Studio album by Thornley
- Released: February 10, 2009 (Canada only) December 15, 2009 (International)
- Recorded: 2008
- Genre: Hard rock, post-grunge
- Length: 54:55
- Label: 604/Universal
- Producer: Nick Raskulinecz

Thornley chronology
| Come Again (2004) | Tiny Pictures (2009) |  |

= Tiny Pictures =

Tiny Pictures is the second and final studio album by Canadian rock band Thornley. The album was released in Canada on February 10, 2009, and in the U.S. on February 3, 2010. The first single, "Make Believe," was released to radio on December 12, 2008. Most of the songs on the album have been written for years but the five-year wait since Thornley's last release allowed Ian Thornley to bring on Nick Raskulinecz as producer, whose previous work includes albums with Foo Fighters and Velvet Revolver.
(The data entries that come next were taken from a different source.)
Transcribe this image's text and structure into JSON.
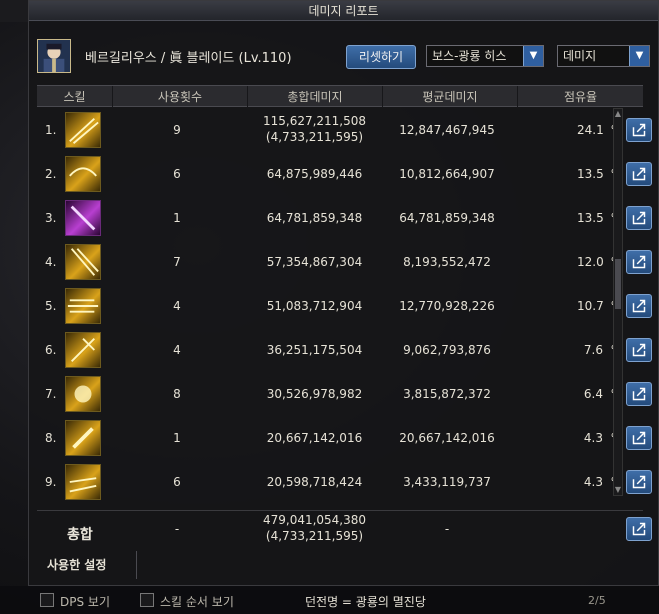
{
  "window": {
    "title": "데미지 리포트"
  },
  "character": {
    "name": "베르길리우스 / 眞 블레이드 (Lv.110)"
  },
  "controls": {
    "reset_label": "리셋하기",
    "target_select": "보스-광룡 히스",
    "metric_select": "데미지"
  },
  "columns": {
    "skill": "스킬",
    "uses": "사용횟수",
    "total": "총합데미지",
    "avg": "평균데미지",
    "share": "점유율"
  },
  "rows": [
    {
      "rank": "1.",
      "uses": "9",
      "total": "115,627,211,508",
      "sub": "(4,733,211,595)",
      "avg": "12,847,467,945",
      "share": "24.1",
      "pct": "%"
    },
    {
      "rank": "2.",
      "uses": "6",
      "total": "64,875,989,446",
      "sub": "",
      "avg": "10,812,664,907",
      "share": "13.5",
      "pct": "%"
    },
    {
      "rank": "3.",
      "uses": "1",
      "total": "64,781,859,348",
      "sub": "",
      "avg": "64,781,859,348",
      "share": "13.5",
      "pct": "%"
    },
    {
      "rank": "4.",
      "uses": "7",
      "total": "57,354,867,304",
      "sub": "",
      "avg": "8,193,552,472",
      "share": "12.0",
      "pct": "%"
    },
    {
      "rank": "5.",
      "uses": "4",
      "total": "51,083,712,904",
      "sub": "",
      "avg": "12,770,928,226",
      "share": "10.7",
      "pct": "%"
    },
    {
      "rank": "6.",
      "uses": "4",
      "total": "36,251,175,504",
      "sub": "",
      "avg": "9,062,793,876",
      "share": "7.6",
      "pct": "%"
    },
    {
      "rank": "7.",
      "uses": "8",
      "total": "30,526,978,982",
      "sub": "",
      "avg": "3,815,872,372",
      "share": "6.4",
      "pct": "%"
    },
    {
      "rank": "8.",
      "uses": "1",
      "total": "20,667,142,016",
      "sub": "",
      "avg": "20,667,142,016",
      "share": "4.3",
      "pct": "%"
    },
    {
      "rank": "9.",
      "uses": "6",
      "total": "20,598,718,424",
      "sub": "",
      "avg": "3,433,119,737",
      "share": "4.3",
      "pct": "%"
    }
  ],
  "total": {
    "label": "총합",
    "uses": "-",
    "total": "479,041,054,380",
    "sub": "(4,733,211,595)",
    "avg": "-"
  },
  "settings": {
    "label": "사용한 설정"
  },
  "bottom": {
    "dps_label": "DPS 보기",
    "skill_order_label": "스킬 순서 보기",
    "dungeon_text": "던전명 = 광룡의 멸진당",
    "page": "2/5"
  },
  "colors": {
    "accent": "#2f5fa0",
    "gold": "#d9a21a",
    "purple": "#b83fd0"
  }
}
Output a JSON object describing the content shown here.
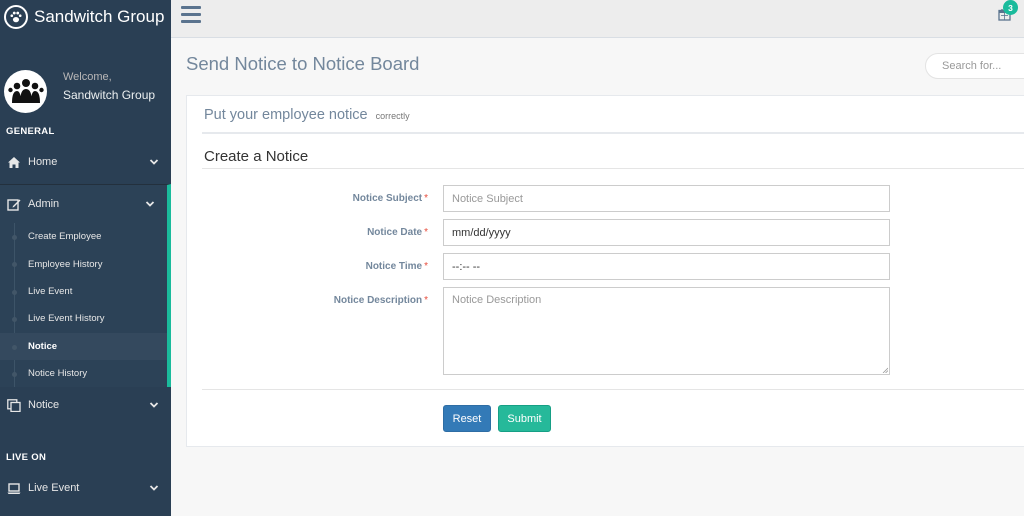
{
  "brand": {
    "name": "Sandwitch Group",
    "logo_icon": "paw-icon"
  },
  "profile": {
    "welcome": "Welcome,",
    "name": "Sandwitch Group",
    "avatar_icon": "group-users-icon"
  },
  "sidebar": {
    "general_title": "GENERAL",
    "home": {
      "label": "Home",
      "icon": "home-icon"
    },
    "admin": {
      "label": "Admin",
      "icon": "edit-icon",
      "items": [
        {
          "label": "Create Employee"
        },
        {
          "label": "Employee History"
        },
        {
          "label": "Live Event"
        },
        {
          "label": "Live Event History"
        },
        {
          "label": "Notice"
        },
        {
          "label": "Notice History"
        }
      ],
      "active_item": "Notice"
    },
    "notice": {
      "label": "Notice",
      "icon": "clone-icon"
    },
    "live_on_title": "LIVE ON",
    "live_event": {
      "label": "Live Event",
      "icon": "laptop-icon"
    }
  },
  "topnav": {
    "notification_count": "3",
    "menu_icon": "hamburger-icon",
    "notification_icon": "calendar-icon"
  },
  "page": {
    "title": "Send Notice to Notice Board",
    "search_placeholder": "Search for..."
  },
  "panel": {
    "title": "Put your employee notice",
    "subtitle": "correctly",
    "form_title": "Create a Notice"
  },
  "form": {
    "subject": {
      "label": "Notice Subject",
      "required": "*",
      "placeholder": "Notice Subject"
    },
    "date": {
      "label": "Notice Date",
      "required": "*",
      "value": "mm/dd/yyyy"
    },
    "time": {
      "label": "Notice Time",
      "required": "*",
      "value": "--:-- --"
    },
    "description": {
      "label": "Notice Description",
      "required": "*",
      "placeholder": "Notice Description"
    },
    "reset_label": "Reset",
    "submit_label": "Submit"
  },
  "colors": {
    "sidebar_bg": "#2a3f54",
    "accent": "#1abb9c",
    "primary_button": "#337ab7",
    "success_button": "#26b99a"
  }
}
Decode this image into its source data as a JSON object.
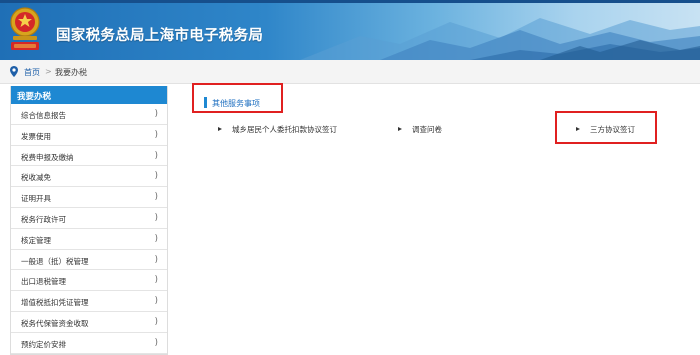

Though this is the band's release, frontman Ian Thornley plays nearly all of the instruments that appear on the record. The songs were written by Ian and former guitar player Tavis Stanley, with a few tracks bringing on writing collaborations including "Make Believe" with Dave Genn (54-40, Matthew Good Band), "Your Song" with Nickelback's Chad Kroeger, and "Another Memory" with Alain Johannes and Natasha Shneider.

The album was recorded in 2008 in Toronto’s Phase 1 and Alex Lifeson's Lerxst Sound studios. Thornley describes his wish to achieve a vintage rock sound embellished with subtle hooks and "fairy dust, bells and whistles," similar to Bruce Springsteen’s Born to Run, where repeated listens reveal more and more enjoyment with new layers apparent each time.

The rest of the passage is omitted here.